RBL Bank Q3 Net Profit Soars 555% to Rs 214 Crore, Deposits and Advances Grow
RBL Bank Q3 Profit Jumps 555% to Rs 214 Crore

RBL Bank Q3 Net Profit Skyrockets 555% to Rs 214 Crore

RBL Bank delivered a stellar performance in the third quarter of fiscal year 2026. The bank reported a net profit of Rs 214 crore. This marks a massive 555% increase from the Rs 33 crore profit recorded in the same quarter last year. Earnings in the previous year were subdued due to high provisions. The current quarter's profit also shows a 20% growth over the Rs 179 crore profit in the preceding quarter.

Profit for the December quarter could have been even higher.
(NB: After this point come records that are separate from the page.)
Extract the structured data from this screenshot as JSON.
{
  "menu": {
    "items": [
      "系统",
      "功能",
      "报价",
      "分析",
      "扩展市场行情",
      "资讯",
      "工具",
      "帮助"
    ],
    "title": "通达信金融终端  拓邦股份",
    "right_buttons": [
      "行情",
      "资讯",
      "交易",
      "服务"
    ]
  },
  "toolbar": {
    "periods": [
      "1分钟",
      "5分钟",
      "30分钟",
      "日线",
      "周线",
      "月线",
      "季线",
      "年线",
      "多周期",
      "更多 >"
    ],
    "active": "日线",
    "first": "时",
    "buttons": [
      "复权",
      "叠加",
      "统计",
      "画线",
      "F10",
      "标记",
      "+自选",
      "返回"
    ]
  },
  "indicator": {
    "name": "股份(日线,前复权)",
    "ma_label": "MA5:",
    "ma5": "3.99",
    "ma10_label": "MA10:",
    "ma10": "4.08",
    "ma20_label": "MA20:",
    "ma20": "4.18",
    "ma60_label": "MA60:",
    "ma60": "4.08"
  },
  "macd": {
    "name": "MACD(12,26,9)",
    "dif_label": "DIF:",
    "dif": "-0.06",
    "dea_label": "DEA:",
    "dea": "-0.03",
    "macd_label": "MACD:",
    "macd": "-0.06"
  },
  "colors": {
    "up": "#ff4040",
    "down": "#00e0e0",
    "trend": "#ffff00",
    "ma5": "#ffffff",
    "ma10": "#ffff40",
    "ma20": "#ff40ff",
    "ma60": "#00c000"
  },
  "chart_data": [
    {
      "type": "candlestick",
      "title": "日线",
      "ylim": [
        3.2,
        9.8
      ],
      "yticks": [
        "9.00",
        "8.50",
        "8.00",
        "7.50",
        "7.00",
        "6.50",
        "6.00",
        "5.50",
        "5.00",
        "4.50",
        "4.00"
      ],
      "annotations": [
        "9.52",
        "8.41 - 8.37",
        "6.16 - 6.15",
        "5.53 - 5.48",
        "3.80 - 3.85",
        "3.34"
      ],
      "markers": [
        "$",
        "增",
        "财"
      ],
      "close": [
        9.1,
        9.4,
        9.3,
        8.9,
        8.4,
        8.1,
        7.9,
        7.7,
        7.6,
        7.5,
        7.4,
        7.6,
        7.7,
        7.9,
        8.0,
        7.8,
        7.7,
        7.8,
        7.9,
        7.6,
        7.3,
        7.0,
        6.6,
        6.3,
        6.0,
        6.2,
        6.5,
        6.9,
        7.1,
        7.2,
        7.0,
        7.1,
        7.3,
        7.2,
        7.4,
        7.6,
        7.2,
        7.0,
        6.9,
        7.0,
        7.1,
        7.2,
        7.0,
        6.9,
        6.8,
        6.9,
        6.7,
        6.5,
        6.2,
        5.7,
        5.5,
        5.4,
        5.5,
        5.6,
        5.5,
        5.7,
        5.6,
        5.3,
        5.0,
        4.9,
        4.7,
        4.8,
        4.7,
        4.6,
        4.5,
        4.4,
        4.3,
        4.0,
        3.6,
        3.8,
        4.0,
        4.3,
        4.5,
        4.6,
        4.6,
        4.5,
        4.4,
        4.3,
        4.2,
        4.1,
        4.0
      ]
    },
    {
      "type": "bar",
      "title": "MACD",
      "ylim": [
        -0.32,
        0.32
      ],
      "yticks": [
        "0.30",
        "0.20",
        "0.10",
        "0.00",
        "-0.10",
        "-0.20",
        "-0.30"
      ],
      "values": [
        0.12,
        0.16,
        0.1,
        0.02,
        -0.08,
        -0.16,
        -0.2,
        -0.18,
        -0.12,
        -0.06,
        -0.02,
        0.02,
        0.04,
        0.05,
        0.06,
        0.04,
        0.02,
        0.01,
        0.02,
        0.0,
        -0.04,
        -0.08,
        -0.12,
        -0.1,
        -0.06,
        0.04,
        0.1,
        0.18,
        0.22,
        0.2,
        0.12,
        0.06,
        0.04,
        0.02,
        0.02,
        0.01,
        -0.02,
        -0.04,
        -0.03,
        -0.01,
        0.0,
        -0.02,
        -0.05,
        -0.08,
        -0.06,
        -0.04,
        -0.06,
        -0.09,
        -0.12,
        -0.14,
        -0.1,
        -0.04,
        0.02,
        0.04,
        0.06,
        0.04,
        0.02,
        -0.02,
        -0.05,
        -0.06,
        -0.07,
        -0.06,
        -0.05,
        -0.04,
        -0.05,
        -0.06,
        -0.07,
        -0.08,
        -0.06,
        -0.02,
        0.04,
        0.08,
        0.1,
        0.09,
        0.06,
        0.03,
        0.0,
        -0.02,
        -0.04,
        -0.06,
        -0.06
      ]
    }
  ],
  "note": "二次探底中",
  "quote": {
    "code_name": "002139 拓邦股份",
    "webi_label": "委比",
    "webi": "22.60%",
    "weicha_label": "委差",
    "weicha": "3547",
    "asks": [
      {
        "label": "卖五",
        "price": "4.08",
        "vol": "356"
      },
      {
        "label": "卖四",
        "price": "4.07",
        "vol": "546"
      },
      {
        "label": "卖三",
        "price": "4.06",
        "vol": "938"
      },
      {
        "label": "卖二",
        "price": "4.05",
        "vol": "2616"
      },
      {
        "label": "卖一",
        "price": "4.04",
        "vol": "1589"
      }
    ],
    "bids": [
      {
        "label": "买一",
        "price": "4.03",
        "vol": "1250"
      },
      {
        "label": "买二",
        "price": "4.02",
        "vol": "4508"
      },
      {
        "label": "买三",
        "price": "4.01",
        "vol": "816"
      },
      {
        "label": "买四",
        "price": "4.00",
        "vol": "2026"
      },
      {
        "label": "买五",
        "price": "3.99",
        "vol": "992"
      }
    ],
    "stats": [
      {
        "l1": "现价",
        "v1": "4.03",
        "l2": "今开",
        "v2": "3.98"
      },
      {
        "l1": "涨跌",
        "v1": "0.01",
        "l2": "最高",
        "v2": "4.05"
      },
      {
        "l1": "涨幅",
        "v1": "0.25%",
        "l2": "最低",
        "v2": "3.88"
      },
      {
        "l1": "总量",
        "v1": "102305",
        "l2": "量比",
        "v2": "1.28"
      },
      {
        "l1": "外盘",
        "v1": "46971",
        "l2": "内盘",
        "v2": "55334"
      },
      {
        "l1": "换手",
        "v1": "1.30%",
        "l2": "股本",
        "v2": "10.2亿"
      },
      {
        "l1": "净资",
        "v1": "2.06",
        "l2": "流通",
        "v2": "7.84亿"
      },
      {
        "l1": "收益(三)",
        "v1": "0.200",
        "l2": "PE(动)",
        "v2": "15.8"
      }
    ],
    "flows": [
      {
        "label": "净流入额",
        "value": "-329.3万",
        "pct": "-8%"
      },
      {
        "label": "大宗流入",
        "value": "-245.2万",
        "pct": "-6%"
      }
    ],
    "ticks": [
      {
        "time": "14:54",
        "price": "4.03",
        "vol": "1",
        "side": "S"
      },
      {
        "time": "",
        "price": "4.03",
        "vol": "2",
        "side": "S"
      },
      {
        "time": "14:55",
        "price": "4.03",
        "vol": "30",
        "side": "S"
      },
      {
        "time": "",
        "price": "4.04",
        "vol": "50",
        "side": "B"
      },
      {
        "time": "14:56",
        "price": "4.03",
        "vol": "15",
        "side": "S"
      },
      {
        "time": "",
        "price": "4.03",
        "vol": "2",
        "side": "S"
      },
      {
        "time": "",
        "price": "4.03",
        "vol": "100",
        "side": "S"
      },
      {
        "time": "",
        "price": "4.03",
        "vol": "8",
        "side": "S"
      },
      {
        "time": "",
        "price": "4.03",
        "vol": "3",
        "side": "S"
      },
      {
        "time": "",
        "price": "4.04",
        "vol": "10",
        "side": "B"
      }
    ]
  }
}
The bank incurred one-off expenses of Rs 32 crore. These expenses arose from revised wage definitions under new labour codes. The codes came into effect in November 2025.

Balance Sheet Shows Steady Growth

Balance-sheet growth remained stable during the quarter. Total deposits increased by 12% compared to the same period last year. On a sequential basis, deposits grew by 3% to reach Rs 1,19,721 crore. Net advances also showed strong growth. They rose by 14% year-on-year and 3% quarter-on-quarter to Rs 1,03,086 crore. The credit-to-deposit ratio stood at approximately 86.1%.

Within the deposit portfolio, the share of current and savings accounts was 30.9%. CASA deposits increased by 6% year-on-year to Rs 36,972 crore. Granular deposits of less than Rs 3 crore accounted for 51.5% of total deposits.

Income and Expenses Analysis

Total income for the quarter increased to Rs 2,707 crore. This represents a 2% rise from a year earlier and a 9% increase from the previous quarter. Net interest income grew by 5% year-on-year and 7% sequentially to Rs 1,657 crore. Non-interest income stood at Rs 1,050 crore. It marked a 13% quarter-on-quarter increase despite a marginal 2% decline from a high base last year. Last year's figures included one-off investment gains.

Core fee income remained a key contributor. It rose by 10% year-on-year to Rs 959 crore. This growth was driven by transaction volumes and retail segments such as credit cards and processing fees. Other income from treasury, foreign exchange, and capital markets activities recovered sharply. It increased to Rs 91 crore from just Rs 7 crore in the September quarter. Recoveries from written-off retail accounts contributed Rs 105 crore during the quarter.

Operating expenses rose by 8% year-on-year to Rs 1,795 crore. Employee costs increased by 11% to Rs 502 crore. This partly reflects the impact of the labour code changes. The cost-to-income ratio for the quarter stood at 66.3%.

Provisions and Asset Quality

Provisions declined by 46% year-on-year to Rs 639 crore. However, they were 28% higher than the previous quarter. This increase was largely due to higher provisions on advances of Rs 634 crore. The provision coverage ratio remained at 71.09%.

Asset quality continued to improve. The gross NPA ratio declined by 104 basis points year-on-year to 1.88%. The net NPA ratio stood at 0.55%. This is lower than the 0.57% in the previous quarter but marginally higher than the 0.53% a year earlier. Credit cost for the quarter remained contained at 64 basis points.

Net interest margin improved sequentially to 4.63% from 4.51% in the September quarter. This indicates stabilising pricing despite a higher cost of funds.